Despite its utility, the Sakitamiwa Classification is not without critics. Key limitations include:
The next iteration—Sakitamiwa 4.0 (expected 2026)—aims to incorporate liquid biopsy biomarkers (circulating tumor DNA, exosomal microRNAs) and artificial intelligence-driven whole-slide image analysis.

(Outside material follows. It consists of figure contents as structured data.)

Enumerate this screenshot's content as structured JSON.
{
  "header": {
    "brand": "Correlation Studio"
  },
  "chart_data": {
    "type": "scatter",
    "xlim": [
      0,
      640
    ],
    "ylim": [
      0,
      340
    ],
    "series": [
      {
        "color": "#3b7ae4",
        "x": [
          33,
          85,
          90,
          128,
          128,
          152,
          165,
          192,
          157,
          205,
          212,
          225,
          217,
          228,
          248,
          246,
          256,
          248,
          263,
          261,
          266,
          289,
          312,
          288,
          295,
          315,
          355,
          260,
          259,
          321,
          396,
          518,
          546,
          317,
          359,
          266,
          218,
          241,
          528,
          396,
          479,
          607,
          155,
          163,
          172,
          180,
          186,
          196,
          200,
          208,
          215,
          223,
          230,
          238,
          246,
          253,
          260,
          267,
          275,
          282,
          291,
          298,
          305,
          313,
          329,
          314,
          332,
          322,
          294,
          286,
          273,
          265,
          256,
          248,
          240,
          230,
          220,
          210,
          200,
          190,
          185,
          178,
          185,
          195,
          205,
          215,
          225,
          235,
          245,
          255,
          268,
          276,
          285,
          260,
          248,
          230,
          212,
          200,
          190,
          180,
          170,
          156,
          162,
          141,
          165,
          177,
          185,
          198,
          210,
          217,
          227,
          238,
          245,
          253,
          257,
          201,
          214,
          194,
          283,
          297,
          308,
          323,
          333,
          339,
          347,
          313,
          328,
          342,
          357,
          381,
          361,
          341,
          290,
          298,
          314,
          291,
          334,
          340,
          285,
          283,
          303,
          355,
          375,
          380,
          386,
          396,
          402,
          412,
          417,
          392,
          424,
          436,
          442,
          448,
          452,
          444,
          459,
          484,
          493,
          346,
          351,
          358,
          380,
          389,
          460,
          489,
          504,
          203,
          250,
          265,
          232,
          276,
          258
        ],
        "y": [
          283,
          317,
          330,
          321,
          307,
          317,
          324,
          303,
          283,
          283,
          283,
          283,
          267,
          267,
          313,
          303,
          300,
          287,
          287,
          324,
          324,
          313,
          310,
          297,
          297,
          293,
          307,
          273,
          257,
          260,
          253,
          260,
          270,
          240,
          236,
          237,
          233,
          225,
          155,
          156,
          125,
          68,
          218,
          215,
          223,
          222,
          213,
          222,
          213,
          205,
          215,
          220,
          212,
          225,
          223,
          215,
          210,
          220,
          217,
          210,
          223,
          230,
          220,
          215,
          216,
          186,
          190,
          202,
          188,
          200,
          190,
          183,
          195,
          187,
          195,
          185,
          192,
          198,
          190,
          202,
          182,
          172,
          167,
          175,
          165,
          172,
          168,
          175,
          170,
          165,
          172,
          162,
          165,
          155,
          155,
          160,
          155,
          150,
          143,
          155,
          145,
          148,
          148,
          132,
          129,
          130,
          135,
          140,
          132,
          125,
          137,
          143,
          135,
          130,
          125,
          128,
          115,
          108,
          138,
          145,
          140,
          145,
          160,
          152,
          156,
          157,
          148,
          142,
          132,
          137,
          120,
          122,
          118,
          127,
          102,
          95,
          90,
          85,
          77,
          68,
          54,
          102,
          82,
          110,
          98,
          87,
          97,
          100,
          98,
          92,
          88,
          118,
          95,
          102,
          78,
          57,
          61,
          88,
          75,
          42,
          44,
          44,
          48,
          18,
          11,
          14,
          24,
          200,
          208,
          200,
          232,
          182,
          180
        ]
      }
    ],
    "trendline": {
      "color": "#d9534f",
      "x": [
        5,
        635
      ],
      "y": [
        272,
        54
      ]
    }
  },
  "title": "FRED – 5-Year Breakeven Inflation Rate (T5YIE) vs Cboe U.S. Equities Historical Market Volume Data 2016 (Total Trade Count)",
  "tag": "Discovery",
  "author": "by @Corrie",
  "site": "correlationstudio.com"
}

Preliminary data suggest that AI-enhanced Sakitamiwa grading achieves 94% concordance with expert consensus, compared to 78% for human-only grading. sakitamiwa classification
A prospective cohort of 1,204 patients (2021–2023) demonstrated the classification’s predictive power: Despite its utility, the Sakitamiwa Classification is not
| Stage | n (%) | 14-day mortality | Progression to higher stage | Likelihood of severe bleeding | |-------|-------|------------------|-----------------------------|-------------------------------| | 0 | 310 (25.8%) | 0.0% | 2.3% | 0% | | I | 487 (40.4%) | 1.2% | 8.7% | 0.4% | | II | 255 (21.2%) | 8.6% | 21.2% | 5.1% | | III | 112 (9.3%) | 41.1% | 33.0% | 38.4% | | IV | 40 (3.3%) | 72.5% | N/A | 67.5% | A prospective cohort of 1
Patients staged within 48 hours of fever onset who receive stage-appropriate therapy (e.g., early ribavirin for Stage I; plasma exchange for Stage III) have a 54% relative risk reduction in progression to Stage IV (NNT = 6). Importantly, the Classification also identifies a subset of Stage III with hyperferritinemia (> 5,000 ng/mL) – termed "Sakitamiwa Macrophage Activation Syndrome" – which responds to anakinra (IL-1 blockade) but not corticosteroids.